Quote:
Originally Posted by
Lucas
I said it before. During such big runs always few random samples have strange results like this. Try to check them again separately, should be normal. And I am sure they are not references in old K13 it was different survey so it is not calc effect.
BTW Vologda Russians are references everywhere so they are score those high values for real unlike those new Lithuanians.
Actually I think you need to make the tolerance parameter (`-t`) smaller (https://github.com/stevenliuyi/admix#faq):
This package utilizes the optimization function `scipy.optimize.minimize` from the SciPy library, which has a parameter `tol` to control the tolerance for termination of the optimizer. The default tolerance is set to `1e-3` here. It works most of time, but sometimes `1e-3` is too big and causes early termination. You can manually set a smaller tolerance (say `1e-4`) to obtain correct results, although it will take longer to run the optimizer.
michal3141 also got the wrong results in K36 by using the default threshold, and he said that "probably e-7 or at least e-6 is the way to go": https://anthrogenica.com/showthread....l=1#post810669.

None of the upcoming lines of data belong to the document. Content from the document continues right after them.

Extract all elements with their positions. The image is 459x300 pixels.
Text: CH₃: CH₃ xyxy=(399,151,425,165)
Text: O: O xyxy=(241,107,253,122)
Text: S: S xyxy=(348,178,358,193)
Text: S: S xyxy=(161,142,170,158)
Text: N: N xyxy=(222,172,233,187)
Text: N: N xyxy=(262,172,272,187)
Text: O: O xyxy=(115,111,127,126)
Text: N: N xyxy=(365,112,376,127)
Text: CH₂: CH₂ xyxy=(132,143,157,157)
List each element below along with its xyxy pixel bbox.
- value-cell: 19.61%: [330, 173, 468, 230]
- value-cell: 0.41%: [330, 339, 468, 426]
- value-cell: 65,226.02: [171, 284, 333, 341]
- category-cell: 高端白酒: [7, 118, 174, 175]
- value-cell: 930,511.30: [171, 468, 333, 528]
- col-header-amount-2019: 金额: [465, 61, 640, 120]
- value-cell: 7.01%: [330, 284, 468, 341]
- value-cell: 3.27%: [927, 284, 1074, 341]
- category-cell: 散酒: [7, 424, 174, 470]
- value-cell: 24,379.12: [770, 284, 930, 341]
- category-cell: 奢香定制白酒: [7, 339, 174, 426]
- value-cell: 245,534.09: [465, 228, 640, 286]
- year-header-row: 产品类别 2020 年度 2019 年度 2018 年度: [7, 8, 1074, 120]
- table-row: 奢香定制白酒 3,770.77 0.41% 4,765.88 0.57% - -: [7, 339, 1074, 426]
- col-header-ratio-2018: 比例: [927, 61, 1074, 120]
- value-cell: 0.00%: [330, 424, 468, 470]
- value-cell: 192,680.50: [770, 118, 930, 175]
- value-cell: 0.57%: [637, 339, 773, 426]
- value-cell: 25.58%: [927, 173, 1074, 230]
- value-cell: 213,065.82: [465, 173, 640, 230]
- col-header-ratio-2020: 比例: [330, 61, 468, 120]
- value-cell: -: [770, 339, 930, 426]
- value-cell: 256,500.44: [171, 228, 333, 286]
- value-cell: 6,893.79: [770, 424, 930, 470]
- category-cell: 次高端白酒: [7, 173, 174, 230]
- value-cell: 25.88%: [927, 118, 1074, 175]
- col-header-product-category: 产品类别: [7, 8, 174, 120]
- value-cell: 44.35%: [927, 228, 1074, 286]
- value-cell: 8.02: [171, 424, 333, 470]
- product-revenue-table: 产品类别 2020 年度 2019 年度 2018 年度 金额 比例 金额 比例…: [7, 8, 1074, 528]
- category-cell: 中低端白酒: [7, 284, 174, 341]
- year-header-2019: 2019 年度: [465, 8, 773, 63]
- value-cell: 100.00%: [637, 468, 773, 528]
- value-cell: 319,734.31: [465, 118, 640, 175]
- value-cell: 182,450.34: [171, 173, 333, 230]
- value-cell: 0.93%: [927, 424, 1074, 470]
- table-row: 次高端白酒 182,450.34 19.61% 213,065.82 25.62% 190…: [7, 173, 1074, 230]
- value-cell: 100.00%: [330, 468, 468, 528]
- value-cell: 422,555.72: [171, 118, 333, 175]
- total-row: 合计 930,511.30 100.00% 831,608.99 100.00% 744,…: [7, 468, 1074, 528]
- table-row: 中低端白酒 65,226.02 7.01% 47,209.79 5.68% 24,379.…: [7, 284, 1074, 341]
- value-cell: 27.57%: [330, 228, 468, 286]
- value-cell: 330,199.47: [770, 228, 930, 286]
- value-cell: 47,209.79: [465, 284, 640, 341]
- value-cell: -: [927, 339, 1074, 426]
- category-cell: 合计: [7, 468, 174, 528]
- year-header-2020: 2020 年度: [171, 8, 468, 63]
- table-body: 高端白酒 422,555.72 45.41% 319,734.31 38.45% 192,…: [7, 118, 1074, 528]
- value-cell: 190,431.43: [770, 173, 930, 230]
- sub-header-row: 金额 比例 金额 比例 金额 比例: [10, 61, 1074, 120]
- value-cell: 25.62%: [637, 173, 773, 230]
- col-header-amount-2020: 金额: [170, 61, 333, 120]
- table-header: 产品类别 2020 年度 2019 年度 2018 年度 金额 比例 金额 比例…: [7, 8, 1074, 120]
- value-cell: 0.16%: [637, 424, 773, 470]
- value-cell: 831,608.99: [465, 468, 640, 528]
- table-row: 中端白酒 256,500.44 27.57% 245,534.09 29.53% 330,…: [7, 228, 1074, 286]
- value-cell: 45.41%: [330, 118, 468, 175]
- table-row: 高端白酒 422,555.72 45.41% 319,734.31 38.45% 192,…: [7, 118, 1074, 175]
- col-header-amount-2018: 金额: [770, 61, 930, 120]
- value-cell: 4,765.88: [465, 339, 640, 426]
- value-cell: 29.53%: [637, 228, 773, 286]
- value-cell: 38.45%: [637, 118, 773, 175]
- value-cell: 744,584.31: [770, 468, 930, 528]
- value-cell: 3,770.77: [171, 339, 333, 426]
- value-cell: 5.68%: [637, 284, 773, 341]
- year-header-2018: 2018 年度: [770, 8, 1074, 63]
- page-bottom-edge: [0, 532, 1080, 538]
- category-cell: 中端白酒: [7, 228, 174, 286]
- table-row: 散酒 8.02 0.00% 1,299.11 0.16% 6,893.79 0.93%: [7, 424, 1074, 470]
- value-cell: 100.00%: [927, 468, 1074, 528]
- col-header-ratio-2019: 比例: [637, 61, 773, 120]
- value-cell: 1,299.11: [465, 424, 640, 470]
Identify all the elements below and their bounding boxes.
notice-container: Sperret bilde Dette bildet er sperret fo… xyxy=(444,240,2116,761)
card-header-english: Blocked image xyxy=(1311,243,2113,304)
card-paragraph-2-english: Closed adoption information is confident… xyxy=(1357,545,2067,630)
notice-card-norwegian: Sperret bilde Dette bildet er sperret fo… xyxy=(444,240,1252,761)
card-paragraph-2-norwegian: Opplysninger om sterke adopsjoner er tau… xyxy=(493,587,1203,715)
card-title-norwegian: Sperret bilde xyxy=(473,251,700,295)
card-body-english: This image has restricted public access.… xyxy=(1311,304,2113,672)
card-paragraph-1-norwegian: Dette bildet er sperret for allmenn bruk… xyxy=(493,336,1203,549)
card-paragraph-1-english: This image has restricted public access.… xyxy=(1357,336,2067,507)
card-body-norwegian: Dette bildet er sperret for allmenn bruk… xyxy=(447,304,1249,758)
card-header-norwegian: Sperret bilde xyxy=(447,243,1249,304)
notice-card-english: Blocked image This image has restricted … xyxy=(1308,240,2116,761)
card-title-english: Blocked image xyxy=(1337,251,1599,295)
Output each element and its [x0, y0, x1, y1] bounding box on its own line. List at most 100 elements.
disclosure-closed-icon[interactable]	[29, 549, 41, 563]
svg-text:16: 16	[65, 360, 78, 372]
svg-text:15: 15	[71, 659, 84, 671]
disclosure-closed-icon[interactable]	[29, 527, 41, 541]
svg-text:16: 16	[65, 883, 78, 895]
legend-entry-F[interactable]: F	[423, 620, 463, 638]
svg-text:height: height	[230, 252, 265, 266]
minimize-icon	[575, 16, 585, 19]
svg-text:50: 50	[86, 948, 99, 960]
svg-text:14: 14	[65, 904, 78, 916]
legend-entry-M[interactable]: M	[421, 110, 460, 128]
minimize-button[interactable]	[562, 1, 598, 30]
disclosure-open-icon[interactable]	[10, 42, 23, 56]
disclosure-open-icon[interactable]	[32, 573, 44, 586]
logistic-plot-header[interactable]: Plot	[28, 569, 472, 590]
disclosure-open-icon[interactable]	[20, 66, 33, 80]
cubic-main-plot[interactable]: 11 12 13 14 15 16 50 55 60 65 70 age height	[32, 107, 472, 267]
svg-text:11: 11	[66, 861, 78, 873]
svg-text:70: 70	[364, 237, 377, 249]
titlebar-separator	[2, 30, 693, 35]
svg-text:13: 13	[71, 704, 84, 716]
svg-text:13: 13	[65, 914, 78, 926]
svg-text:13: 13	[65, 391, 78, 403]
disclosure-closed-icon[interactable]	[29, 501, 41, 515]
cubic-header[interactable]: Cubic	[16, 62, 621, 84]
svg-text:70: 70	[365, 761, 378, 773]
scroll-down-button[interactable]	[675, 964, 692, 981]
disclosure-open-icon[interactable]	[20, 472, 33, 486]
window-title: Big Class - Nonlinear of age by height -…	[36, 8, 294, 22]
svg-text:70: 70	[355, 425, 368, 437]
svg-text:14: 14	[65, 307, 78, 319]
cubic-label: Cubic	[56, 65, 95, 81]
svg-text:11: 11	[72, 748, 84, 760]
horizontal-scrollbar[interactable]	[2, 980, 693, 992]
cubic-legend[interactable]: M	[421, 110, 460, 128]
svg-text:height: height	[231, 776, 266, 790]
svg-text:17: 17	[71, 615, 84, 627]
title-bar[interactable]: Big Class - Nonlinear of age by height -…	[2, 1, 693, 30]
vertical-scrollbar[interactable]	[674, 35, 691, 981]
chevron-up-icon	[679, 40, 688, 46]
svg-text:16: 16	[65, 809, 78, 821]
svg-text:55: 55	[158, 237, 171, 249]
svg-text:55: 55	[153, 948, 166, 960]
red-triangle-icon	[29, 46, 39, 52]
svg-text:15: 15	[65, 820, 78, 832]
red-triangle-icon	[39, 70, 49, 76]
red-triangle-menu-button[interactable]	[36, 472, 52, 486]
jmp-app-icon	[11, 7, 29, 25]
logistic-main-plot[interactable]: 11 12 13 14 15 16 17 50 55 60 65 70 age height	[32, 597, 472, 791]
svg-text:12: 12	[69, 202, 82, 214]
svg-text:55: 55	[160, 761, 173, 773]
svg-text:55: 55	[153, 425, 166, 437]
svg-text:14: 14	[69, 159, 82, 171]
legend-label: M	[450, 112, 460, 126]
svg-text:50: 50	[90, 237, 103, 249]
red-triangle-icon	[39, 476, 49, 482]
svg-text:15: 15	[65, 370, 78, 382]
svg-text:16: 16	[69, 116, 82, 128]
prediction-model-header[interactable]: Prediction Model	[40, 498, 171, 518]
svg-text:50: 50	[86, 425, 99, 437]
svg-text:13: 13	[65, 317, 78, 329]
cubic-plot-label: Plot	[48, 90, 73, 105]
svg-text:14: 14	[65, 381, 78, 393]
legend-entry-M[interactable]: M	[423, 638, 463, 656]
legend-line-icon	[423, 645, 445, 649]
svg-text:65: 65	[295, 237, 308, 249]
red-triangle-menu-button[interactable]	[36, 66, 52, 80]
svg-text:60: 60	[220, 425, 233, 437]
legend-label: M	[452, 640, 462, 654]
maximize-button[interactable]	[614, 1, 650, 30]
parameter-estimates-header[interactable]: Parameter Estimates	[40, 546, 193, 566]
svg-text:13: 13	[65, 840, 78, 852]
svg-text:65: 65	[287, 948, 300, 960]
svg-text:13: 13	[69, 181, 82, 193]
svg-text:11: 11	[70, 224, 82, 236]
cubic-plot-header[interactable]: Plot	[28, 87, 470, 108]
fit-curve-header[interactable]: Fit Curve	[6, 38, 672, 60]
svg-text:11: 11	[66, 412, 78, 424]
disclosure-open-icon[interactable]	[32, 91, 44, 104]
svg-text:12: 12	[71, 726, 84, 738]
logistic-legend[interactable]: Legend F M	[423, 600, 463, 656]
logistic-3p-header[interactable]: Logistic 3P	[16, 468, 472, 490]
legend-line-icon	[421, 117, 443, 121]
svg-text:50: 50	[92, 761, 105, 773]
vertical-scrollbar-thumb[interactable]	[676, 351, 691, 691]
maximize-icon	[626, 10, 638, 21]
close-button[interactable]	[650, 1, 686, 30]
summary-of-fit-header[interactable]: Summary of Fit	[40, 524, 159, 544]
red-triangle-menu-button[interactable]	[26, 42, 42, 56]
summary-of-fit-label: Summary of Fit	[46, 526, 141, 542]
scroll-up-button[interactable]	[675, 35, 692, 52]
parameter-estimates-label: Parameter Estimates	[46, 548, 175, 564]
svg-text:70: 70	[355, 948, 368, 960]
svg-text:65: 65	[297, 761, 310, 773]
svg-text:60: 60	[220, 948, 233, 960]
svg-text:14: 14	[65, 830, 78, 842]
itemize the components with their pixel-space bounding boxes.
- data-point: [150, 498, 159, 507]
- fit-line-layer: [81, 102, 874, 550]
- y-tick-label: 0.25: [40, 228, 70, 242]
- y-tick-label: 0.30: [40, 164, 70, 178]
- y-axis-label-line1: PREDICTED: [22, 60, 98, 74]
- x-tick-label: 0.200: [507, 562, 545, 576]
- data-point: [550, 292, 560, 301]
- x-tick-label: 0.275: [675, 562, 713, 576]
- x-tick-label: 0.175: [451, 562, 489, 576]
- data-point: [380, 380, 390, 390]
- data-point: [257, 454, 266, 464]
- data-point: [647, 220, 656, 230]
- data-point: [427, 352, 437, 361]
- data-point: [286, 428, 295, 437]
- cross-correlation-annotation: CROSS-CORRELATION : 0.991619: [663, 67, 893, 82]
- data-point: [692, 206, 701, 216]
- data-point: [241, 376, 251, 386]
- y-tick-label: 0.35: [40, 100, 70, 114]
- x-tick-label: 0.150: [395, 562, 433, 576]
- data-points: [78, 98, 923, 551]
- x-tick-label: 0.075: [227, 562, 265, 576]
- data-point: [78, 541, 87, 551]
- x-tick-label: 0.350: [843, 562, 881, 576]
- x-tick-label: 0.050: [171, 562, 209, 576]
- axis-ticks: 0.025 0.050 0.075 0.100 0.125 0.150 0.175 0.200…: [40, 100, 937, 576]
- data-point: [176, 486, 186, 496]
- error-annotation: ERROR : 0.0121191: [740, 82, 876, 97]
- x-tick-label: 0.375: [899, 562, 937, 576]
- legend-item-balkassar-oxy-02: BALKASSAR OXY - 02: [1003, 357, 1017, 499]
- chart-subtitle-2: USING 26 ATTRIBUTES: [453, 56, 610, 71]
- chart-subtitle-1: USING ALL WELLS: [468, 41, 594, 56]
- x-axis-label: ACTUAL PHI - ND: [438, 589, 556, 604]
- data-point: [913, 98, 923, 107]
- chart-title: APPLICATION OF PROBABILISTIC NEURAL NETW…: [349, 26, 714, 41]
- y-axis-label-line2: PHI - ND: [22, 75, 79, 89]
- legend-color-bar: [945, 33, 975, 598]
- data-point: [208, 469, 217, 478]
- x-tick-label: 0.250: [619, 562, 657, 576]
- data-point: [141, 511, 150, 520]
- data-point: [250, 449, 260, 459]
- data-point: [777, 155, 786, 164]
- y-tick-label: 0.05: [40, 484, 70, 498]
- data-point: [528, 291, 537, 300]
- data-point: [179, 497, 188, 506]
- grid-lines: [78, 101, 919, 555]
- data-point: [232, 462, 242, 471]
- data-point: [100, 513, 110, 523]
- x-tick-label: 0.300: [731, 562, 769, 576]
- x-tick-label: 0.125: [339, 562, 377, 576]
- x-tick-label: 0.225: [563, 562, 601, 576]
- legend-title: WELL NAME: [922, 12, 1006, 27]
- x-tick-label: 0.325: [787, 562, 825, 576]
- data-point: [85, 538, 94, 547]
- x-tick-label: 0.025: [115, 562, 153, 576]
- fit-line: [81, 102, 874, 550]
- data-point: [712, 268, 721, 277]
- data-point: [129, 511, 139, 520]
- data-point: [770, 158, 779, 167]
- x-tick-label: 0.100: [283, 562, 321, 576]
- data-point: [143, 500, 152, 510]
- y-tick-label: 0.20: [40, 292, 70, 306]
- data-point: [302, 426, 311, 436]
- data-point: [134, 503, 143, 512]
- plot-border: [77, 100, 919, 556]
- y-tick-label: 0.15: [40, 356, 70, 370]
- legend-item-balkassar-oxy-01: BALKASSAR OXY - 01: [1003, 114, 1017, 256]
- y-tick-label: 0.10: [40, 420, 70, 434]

When I tried doing another run of one of the samples from Vologda that got over 99% Baltic (HGDP00899), it first got the same results, because the algorithm doesn't use a random seed like ADMIXTURE, but it gives the same result each time. After I decreased the tolerance to 1e-4, the results started to resemble other samples from Vologda. Between 1e-4 and 1e-5, some admixture proportions still changed by more than 0.3 percentage points, but there was no further change between 1e-5 and 1e-6:
Code:
~ admix -f a.txt -mK13
Admixture calculation models: K13
Calcuation is started...
K13
North_Atlantic: 0.12%
Baltic: 99.76%
West_Med: 0.00%
West_Asian: 0.00%
East_Med: 0.00%
Red_Sea: 0.00%
South_Asian: 0.00%
East_Asian: 0.00%
Siberian: 0.07%
Amerindian: 0.00%
Oceanian: 0.05%
Northeast_African: 0.00%
Sub-Saharan: 0.00%
~ admix -f a.txt -mK13 -t1e-4
Admixture calculation models: K13
Calcuation is started...
K13
North_Atlantic: 3.95%
Baltic: 71.60%
West_Med: 5.06%
West_Asian: 2.74%
East_Med: 6.62%
Red_Sea: 0.67%
South_Asian: 0.00%
East_Asian: 0.16%
Siberian: 6.24%
Amerindian: 1.26%
Oceanian: 1.31%
Northeast_African: 0.04%
Sub-Saharan: 0.36%
~ admix -f a.txt -mK13 -t1e-5
Admixture calculation models: K13
Calcuation is started...
K13
North_Atlantic: 4.09%
Baltic: 71.69%
West_Med: 4.73%
West_Asian: 2.64%
East_Med: 6.46%
Red_Sea: 0.91%
South_Asian: 0.00%
East_Asian: 0.11%
Siberian: 6.05%
Amerindian: 1.37%
Oceanian: 1.55%
Northeast_African: 0.03%
Sub-Saharan: 0.36%
~ admix -f a.txt -mK13 -t1e-6
Admixture calculation models: K13
Calcuation is started...
K13
North_Atlantic: 4.09%
Baltic: 71.69%
West_Med: 4.73%
West_Asian: 2.64%
East_Med: 6.46%
Red_Sea: 0.91%
South_Asian: 0.00%
East_Asian: 0.11%
Siberian: 6.05%
Amerindian: 1.37%
Oceanian: 1.55%
Northeast_African: 0.03%
Sub-Saharan: 0.36%
I ran K13 at different tolerance parameters for all 87 samples from the Reich dataset with the population name "Russian", because they included some problematic samples in my earlier K13 run. Now the average difference in the admixture percentages became less than 0.01 between 1e-4 and 1e-5, and less than 0.0001 between 1e-5 and 1e-6:
Tolerance |
Average difference in admixture percentages
compared to previous tolerance |
Running time
per sample |
1e-1 |
- |
1.22 |
1e-2 |
3.144810 |
1.65 |
1e-3 |
3.515349 |
3.12 |
1e-4 |
0.316737 |
3.47 |
1e-5 |
0.002387 |
3.64 |
1e-6 |
0.000097 |
3.51 |
1e-7 |
0.000062 |
3.65 |
1e-8 |
0.000088 |
3.65 |
So it's probably better to change the tolerance to at least 1e-5, even though in this case even 1e-8 was about as fast.